A partir dessa seqüência, o filme literalmente penetra fundo, como diz Wei sobre como Yee a invade como uma serpente; assim como, depois, quando ele chega ao êxtase, ela o tem nas mãos. Mantendo a mesma gramática, o filme mudará um pouco a sua caligrafia, com mais pulsação, tensão e imagens cáusticas (menos a de sexo e mais um plano no qual a câmera vai literalmente para o abismo).
É no terço final que fica claro que Desejo e Perigo versa sobre o amor e o sexo: o amor roubado de Wei pela militância política (ela gostava de um jovem colega, Kuang) e o sexo que será o caminho possível para vida e morte (é o sexo com Yee o que Wei tem de mais certo, o que justifica sua paixão por ele). O amor e o sexo que também estão na própria construção do filme, que em princípio e constrói romanticamente suas cenas para, no correr, descortiná-las de seu lamê e mostrar seu corpo, o que há por trás dos adereços.
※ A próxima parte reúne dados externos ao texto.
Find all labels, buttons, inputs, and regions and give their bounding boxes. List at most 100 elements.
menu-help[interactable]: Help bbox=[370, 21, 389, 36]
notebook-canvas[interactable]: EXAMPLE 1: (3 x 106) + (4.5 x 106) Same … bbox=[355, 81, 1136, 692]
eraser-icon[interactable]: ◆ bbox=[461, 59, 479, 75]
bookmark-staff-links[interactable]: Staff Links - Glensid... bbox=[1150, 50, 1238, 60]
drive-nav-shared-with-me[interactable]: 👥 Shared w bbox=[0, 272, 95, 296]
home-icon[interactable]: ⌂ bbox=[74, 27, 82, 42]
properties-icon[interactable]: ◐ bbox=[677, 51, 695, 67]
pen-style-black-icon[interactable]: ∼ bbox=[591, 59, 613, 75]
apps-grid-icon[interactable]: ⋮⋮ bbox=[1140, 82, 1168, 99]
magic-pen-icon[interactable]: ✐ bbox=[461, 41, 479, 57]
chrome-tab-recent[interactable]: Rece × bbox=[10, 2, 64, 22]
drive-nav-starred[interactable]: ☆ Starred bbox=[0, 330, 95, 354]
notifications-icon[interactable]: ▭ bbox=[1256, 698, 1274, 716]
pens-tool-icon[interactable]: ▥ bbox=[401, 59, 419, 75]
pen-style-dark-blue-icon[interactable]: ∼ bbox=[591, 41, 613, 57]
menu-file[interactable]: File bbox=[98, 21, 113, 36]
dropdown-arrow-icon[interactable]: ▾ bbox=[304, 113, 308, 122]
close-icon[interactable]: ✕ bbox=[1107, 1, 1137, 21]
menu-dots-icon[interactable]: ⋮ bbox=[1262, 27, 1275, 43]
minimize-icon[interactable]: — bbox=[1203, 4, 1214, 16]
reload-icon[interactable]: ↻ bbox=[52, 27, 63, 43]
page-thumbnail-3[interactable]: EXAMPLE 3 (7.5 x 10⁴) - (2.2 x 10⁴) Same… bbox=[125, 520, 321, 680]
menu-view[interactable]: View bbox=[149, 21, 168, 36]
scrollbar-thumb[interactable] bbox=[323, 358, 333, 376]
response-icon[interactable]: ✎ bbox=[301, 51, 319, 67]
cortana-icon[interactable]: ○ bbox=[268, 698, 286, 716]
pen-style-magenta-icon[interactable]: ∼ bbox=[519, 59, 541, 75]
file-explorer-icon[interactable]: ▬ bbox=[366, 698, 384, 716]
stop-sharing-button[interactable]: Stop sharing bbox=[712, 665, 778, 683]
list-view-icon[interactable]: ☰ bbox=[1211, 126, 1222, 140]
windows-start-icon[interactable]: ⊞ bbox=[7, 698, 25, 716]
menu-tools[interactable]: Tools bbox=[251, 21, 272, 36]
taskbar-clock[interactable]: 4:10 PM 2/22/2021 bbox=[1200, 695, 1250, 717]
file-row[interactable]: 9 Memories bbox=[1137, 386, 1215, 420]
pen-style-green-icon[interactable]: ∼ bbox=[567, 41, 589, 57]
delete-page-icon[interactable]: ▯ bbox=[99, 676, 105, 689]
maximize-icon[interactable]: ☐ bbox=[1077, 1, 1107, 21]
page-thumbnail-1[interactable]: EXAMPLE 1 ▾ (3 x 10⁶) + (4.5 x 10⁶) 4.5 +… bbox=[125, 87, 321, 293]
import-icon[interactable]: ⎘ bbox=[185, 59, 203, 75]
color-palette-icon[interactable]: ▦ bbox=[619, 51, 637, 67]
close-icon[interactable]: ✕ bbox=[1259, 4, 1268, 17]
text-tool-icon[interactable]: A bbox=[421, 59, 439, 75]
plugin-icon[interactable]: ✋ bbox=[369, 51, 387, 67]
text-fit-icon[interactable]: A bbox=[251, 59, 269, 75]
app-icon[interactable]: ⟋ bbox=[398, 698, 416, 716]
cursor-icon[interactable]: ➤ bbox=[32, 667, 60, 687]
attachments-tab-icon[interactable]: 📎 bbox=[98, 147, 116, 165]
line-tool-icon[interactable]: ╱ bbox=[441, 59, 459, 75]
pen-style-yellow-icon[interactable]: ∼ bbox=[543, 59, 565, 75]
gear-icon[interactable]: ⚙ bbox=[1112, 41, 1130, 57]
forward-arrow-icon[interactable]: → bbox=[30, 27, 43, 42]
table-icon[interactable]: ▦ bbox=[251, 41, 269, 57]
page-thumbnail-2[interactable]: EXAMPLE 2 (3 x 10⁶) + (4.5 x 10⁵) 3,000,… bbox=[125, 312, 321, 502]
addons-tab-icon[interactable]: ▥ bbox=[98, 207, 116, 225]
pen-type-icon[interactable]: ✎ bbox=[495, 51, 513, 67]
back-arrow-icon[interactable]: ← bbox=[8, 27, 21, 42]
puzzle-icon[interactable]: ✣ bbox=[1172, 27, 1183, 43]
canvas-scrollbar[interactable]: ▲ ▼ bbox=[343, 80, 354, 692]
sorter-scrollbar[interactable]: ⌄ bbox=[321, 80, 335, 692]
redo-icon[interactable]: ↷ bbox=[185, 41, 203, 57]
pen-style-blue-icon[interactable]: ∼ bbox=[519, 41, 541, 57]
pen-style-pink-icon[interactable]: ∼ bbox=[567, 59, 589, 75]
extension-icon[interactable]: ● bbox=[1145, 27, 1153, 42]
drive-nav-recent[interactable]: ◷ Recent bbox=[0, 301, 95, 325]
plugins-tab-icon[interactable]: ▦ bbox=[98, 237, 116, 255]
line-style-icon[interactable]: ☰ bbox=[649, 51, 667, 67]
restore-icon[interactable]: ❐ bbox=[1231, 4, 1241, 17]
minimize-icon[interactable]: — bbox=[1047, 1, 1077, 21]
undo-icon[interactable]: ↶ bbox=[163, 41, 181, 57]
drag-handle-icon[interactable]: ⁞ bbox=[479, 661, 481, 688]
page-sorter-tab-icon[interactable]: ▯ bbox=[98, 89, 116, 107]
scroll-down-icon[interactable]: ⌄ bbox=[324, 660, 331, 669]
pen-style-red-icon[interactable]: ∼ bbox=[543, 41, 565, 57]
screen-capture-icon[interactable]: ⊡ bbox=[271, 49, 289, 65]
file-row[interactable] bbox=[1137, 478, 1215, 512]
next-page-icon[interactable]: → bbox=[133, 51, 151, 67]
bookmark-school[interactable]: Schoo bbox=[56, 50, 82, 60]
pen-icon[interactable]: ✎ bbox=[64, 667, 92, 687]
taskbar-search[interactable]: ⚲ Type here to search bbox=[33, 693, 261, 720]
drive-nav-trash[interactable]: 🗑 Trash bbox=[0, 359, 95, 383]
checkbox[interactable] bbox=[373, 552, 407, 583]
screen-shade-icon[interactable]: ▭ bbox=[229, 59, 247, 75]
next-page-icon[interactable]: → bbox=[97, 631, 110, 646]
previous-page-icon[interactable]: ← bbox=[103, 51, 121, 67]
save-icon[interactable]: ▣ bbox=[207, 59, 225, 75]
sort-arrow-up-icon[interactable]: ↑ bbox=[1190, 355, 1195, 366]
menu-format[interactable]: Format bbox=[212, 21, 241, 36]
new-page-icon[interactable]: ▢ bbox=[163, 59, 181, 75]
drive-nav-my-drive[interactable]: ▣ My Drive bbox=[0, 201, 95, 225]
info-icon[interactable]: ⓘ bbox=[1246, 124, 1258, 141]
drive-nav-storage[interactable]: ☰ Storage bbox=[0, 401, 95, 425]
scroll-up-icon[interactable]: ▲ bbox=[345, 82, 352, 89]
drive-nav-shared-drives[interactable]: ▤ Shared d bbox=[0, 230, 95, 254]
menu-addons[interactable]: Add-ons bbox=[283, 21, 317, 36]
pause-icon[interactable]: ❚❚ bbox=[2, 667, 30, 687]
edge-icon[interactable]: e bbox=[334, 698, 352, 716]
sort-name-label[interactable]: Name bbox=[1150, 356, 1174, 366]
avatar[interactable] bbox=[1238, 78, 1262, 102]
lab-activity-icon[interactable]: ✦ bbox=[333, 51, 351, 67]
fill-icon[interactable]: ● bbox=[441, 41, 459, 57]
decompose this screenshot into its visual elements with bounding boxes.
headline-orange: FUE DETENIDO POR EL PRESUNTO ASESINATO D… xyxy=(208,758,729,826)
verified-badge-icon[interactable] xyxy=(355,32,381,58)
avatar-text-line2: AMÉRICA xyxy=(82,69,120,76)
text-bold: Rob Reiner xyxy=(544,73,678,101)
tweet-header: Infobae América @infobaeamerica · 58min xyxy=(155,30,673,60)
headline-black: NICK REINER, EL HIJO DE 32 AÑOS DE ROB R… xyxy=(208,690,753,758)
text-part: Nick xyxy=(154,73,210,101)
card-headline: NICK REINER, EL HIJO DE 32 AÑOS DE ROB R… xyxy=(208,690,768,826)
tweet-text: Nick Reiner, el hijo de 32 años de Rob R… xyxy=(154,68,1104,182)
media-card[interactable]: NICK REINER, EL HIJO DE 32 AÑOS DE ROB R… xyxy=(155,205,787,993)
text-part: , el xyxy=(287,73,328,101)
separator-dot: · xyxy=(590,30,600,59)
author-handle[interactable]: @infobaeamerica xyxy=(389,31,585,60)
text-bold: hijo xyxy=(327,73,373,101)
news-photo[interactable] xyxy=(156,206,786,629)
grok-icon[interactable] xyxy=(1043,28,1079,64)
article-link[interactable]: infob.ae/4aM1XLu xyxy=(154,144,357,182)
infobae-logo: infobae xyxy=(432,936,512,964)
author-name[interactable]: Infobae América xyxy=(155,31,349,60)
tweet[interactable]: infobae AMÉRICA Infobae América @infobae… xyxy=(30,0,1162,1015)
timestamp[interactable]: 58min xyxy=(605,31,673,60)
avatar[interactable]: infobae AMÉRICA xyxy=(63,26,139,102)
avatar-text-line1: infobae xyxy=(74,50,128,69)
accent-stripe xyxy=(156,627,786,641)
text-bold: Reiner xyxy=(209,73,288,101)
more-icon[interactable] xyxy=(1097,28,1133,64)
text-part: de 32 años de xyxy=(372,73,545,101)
Não é por menos que o último plano deste longa mostra um leito vazio, imagem subjetiva de alguém que pena por uma ausência; ausência que deixa deserta aquela cama, lugar de revelações e explosões de sentidos, ambigüidades e certezas. Já que o sexo faz transcender, Ang Lee, cineasta afinado ao cinema de gênero, tenta a imagem transcendental para fazer seu filme idem. Desejo e Perigo é belíssimo filme de alcova.
* Paulo Santos Lima é crítica da revista Cinética.
8 Comentários
Pessoal,
Administrar um blog não é fácil. Disseram-me que esse filme do Ang Lee é bem melhor do aquele dos rapazes do faroeste que se amam.
Aquele dos rapazes do faroeste que se amam não seria "Brokeback Mountain" que ganhou 3 Oscars em 2005, incluindo melhor diretor?
É isso mesmo: "Brokeback Mountain". Obrigado por lembrar.
Anônimo insinuou que o Oscar qualifica o filme como bom?
O anonimo está enganado. O Oscar é um festa da indústria do cinema. Obviamente que aparecem filmes bons. Mas esse filme "Desejo e perigo" é muito bom.
Apenas dei a informação do nome do filme, que pode ser encontrado em sites como IMDB que foi o lugar que procurei para dar esta informação. Adicionei a informação do Oscar como uma forma de lembrete, para os que não se lembravam.